The proposed legislation designates the Bank of Russia as the authority responsible for licensing market participants and overseeing crypto activity in the country, TASS reported Tuesday.
It also outlines which entities — including exchanges, brokers, and other licensed financial institutions — are permitted to facilitate the circulation of cryptocurrencies.
The legislation establishes a simplified access procedure for entities already operating under the Bank of Russia's experimental legal regime, as well as for banks and brokers seeking to expand into crypto.
It also introduces tiered market access, with different criteria for qualified and non-qualified investors. Under the previously reported plan, non-qualified investors would be limited to purchasing up to 300,000 rubles (about $3,900) worth of crypto, while professional participants would not face such restrictions.
The bill still needs to pass second and third readings in the State Duma before advancing to the Federation Council and ultimately to the president's desk for signing.

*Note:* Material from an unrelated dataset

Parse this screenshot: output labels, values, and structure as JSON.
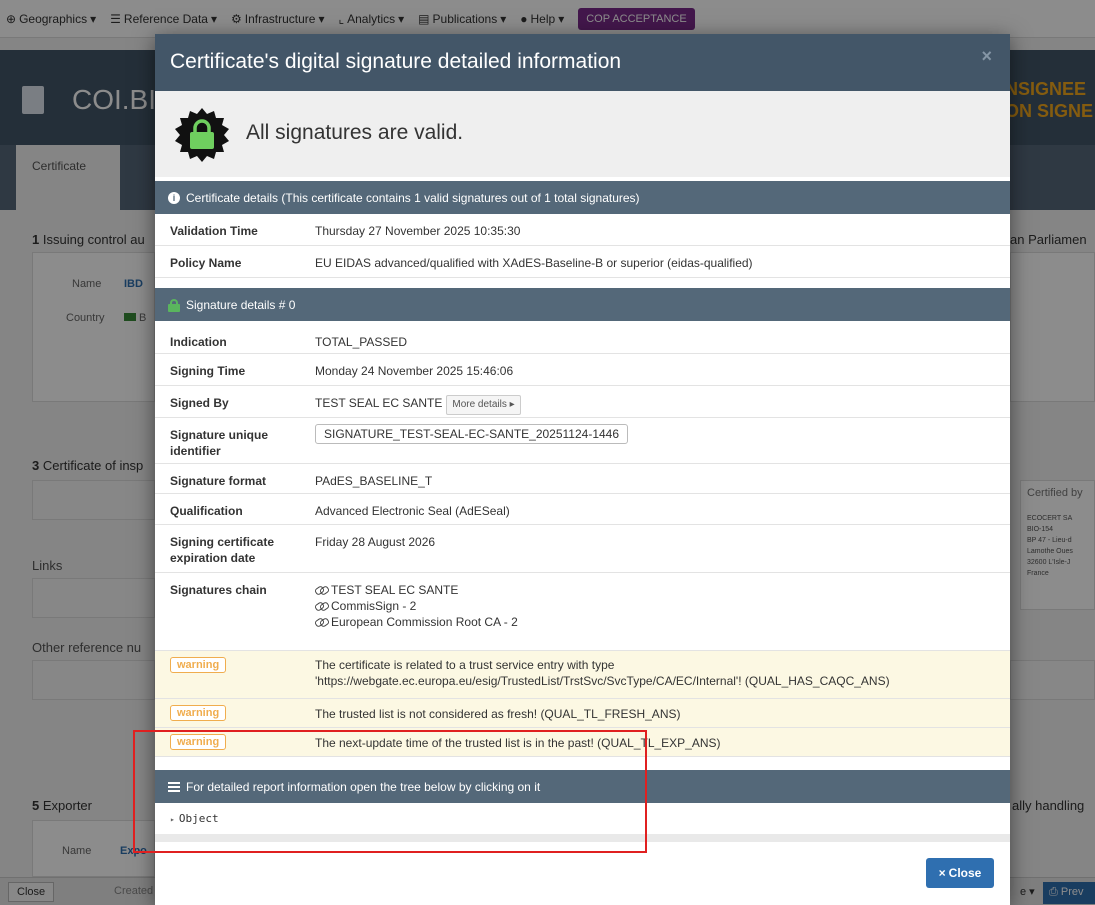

If officially passed, the bill is expected to take effect on July 1, 2026, according to the report.
Under the proposed bill, cryptocurrency is recognized as property. However, it prohibits the use of crypto as a means of payment for goods and services in the country, while allowing its use in cross-border transactions.
Kaplan Panesh, deputy chairman of the State Duma Committee on Budget and Taxes, told the press that classifying crypto as property would allow crypto assets to be protected in court, including in bankruptcy and divorce cases.
Panesh added that the ruble remains the only legal means of settlement in the country, but the bill creates an exception for the use of cryptocurrency in foreign trade.
"This allows Russian companies to settle with foreign counterparties in cryptocurrency, bypassing sanctions restrictions," Panesh said, according to the translated report.